Falta a ela uma figura de inspiração, e ela se sente tão perdida quanto a própria Coreia, confusa no presente, presa ao passado e sofrendo por ansiedade do futuro. Sem apoio emocional em casa, ela se diz mais confortável quando passa por uma cirurgia que a deixa internada no hospital, alheia a tudo e somente esperando o tempo passar, sem responsabilidades nem traumas. Outro ambiente que a garota passa a gostar são suas aulas de chinês, ao ver na professora Kim uma referência adulta que finalmente tenta entender seus sentimentos ao invés de somente exigir e julgar. É na figura da mentora que Bora expõe a mensagem principal de sua obra: conectividade.

"Quantas pessoas realmente entendemos?", pede Kim à aluna. Falta conectividade em sua família e até entre suas amigas, e numa sociedade que cresce em ritmo alucinado sem nem dar tempo de se absorverem os impactos, cada vez pede-se mais estudo, mais dinheiro, mais horas de trabalho e mais concentração. Os próprios pais da protagonista são vítimas disto, talvez até mais do que a filha, visto que o contexto social onde moram agora não é mais o mesmo de onde cresceram. Nisto, um coming of age não engloba somente a adolescência da pessoa, por mais conturbada que ela seja, e sim toda a vida do indivíduo. As mudanças são incessantes, os traumas, numerosos; mas também as boas memórias presentes. 

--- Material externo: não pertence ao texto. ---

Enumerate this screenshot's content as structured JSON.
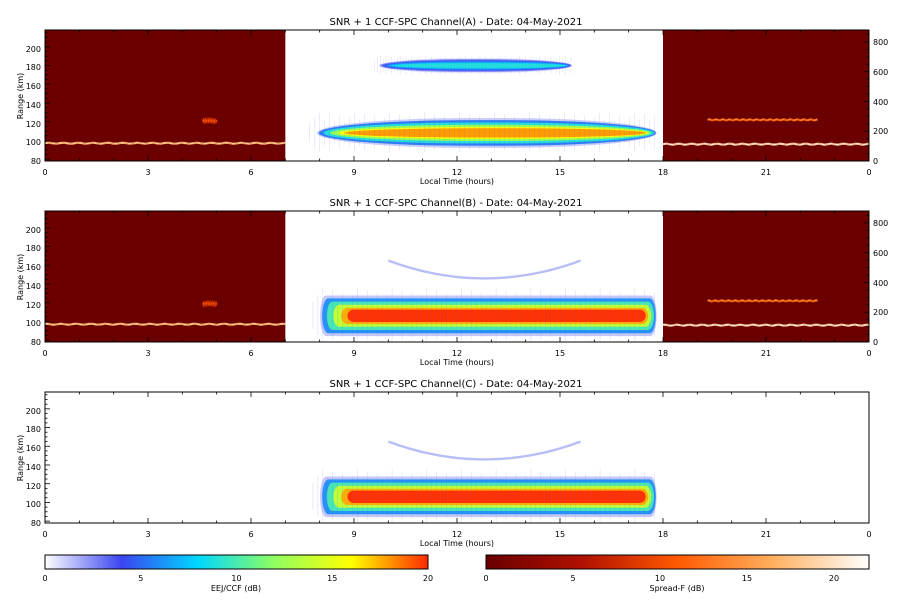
{
  "chart_data": [
    {
      "type": "heatmap",
      "title": "SNR + 1 CCF-SPC Channel(A) - Date: 04-May-2021",
      "xlabel": "Local Time (hours)",
      "ylabel": "Range (km)",
      "xlim": [
        0,
        24
      ],
      "ylim": [
        78,
        218
      ],
      "x_ticks": [
        "0",
        "3",
        "6",
        "9",
        "12",
        "15",
        "18",
        "21",
        "0"
      ],
      "y_ticks": [
        "80",
        "100",
        "120",
        "140",
        "160",
        "180",
        "200"
      ],
      "y2lim": [
        0,
        880
      ],
      "y2_ticks": [
        "0",
        "200",
        "400",
        "600",
        "800"
      ],
      "night_regions": [
        [
          0,
          7
        ],
        [
          18,
          24
        ]
      ],
      "night_traces": [
        {
          "t0": 0,
          "t1": 7,
          "range": 97,
          "value": 17
        },
        {
          "t0": 18,
          "t1": 24,
          "range": 96,
          "value": 19
        },
        {
          "t0": 19.3,
          "t1": 22.5,
          "range": 122,
          "value": 12
        },
        {
          "t0": 4.6,
          "t1": 5.0,
          "range": 121,
          "value": 8
        }
      ],
      "echo_layers": [
        {
          "t0": 7.7,
          "t1": 17.9,
          "range_center": 108,
          "range_halfwidth": 14,
          "peak": 18
        },
        {
          "t0": 9.6,
          "t1": 15.4,
          "range_center": 180,
          "range_halfwidth": 7,
          "peak": 9
        }
      ]
    },
    {
      "type": "heatmap",
      "title": "SNR + 1 CCF-SPC Channel(B) - Date: 04-May-2021",
      "xlabel": "Local Time (hours)",
      "ylabel": "Range (km)",
      "xlim": [
        0,
        24
      ],
      "ylim": [
        78,
        218
      ],
      "x_ticks": [
        "0",
        "3",
        "6",
        "9",
        "12",
        "15",
        "18",
        "21",
        "0"
      ],
      "y_ticks": [
        "80",
        "100",
        "120",
        "140",
        "160",
        "180",
        "200"
      ],
      "y2lim": [
        0,
        880
      ],
      "y2_ticks": [
        "0",
        "200",
        "400",
        "600",
        "800"
      ],
      "night_regions": [
        [
          0,
          7
        ],
        [
          18,
          24
        ]
      ],
      "night_traces": [
        {
          "t0": 0,
          "t1": 7,
          "range": 97,
          "value": 17
        },
        {
          "t0": 18,
          "t1": 24,
          "range": 96,
          "value": 19
        },
        {
          "t0": 19.3,
          "t1": 22.5,
          "range": 122,
          "value": 12
        },
        {
          "t0": 4.6,
          "t1": 5.0,
          "range": 119,
          "value": 8
        }
      ],
      "echo_layers": [
        {
          "t0": 7.8,
          "t1": 17.9,
          "range_center": 106,
          "range_halfwidth": 19,
          "peak": 20
        }
      ],
      "arc": {
        "t0": 10.0,
        "t1": 15.6,
        "range_edge": 165,
        "range_mid": 146
      }
    },
    {
      "type": "heatmap",
      "title": "SNR + 1 CCF-SPC Channel(C) - Date: 04-May-2021",
      "xlabel": "Local Time (hours)",
      "ylabel": "Range (km)",
      "xlim": [
        0,
        24
      ],
      "ylim": [
        78,
        218
      ],
      "x_ticks": [
        "0",
        "3",
        "6",
        "9",
        "12",
        "15",
        "18",
        "21",
        "0"
      ],
      "y_ticks": [
        "80",
        "100",
        "120",
        "140",
        "160",
        "180",
        "200"
      ],
      "night_regions": [],
      "night_traces": [],
      "echo_layers": [
        {
          "t0": 7.8,
          "t1": 17.9,
          "range_center": 106,
          "range_halfwidth": 19,
          "peak": 20
        }
      ],
      "arc": {
        "t0": 10.0,
        "t1": 15.6,
        "range_edge": 165,
        "range_mid": 146
      }
    }
  ],
  "colorbars": [
    {
      "label": "EEJ/CCF (dB)",
      "range": [
        0,
        20
      ],
      "ticks": [
        "0",
        "5",
        "10",
        "15",
        "20"
      ],
      "stops": [
        "#ffffff",
        "#3a45f0",
        "#00d8ff",
        "#90ff60",
        "#ffff00",
        "#ff2a00"
      ]
    },
    {
      "label": "Spread-F (dB)",
      "range": [
        0,
        22
      ],
      "ticks": [
        "0",
        "5",
        "10",
        "15",
        "20"
      ],
      "stops": [
        "#6a0000",
        "#b01000",
        "#ff5a00",
        "#ffb060",
        "#ffffff"
      ]
    }
  ]
}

Com essa caótica modernização tecnocrata, é a própria nação, principalmente a classe trabalhadora, que paga o saldo, sacrificando sua sanidade mental e, por último, as próprias relações. A principal metáfora disto se dá na recriação de uma tragédia real, que foi a queda da Ponte Seongsu, até então cartão postal do crescimento da capital, mas que representa acima de tudo a pressa perniciosa que essa demanda gerou, causando tantas mortes. O materialismo acima da interconectividade pessoal nada mais é do que uma casca de concreto oca e frágil. 

Assim que Bora se afasta do didatismo típico da temática e assume uma passividade benéfica para a narrativa. Nada sai como os personagens buscam; o que parece uma benção, se torna uma maldição e vice-versa. Algumas cicatrizes, inclusive, veem para ficar. Não é uma imposição de se ver o lado positivo ou negativo com exatidão, ou com preferência. É uma mera constatação dessa dualidade. 

É uma ambivalência onipresente e não alternada, mas concomitante. A forma de se ver o cenário acabado sendo próprio da personalidade ou da fase da vida do espectador.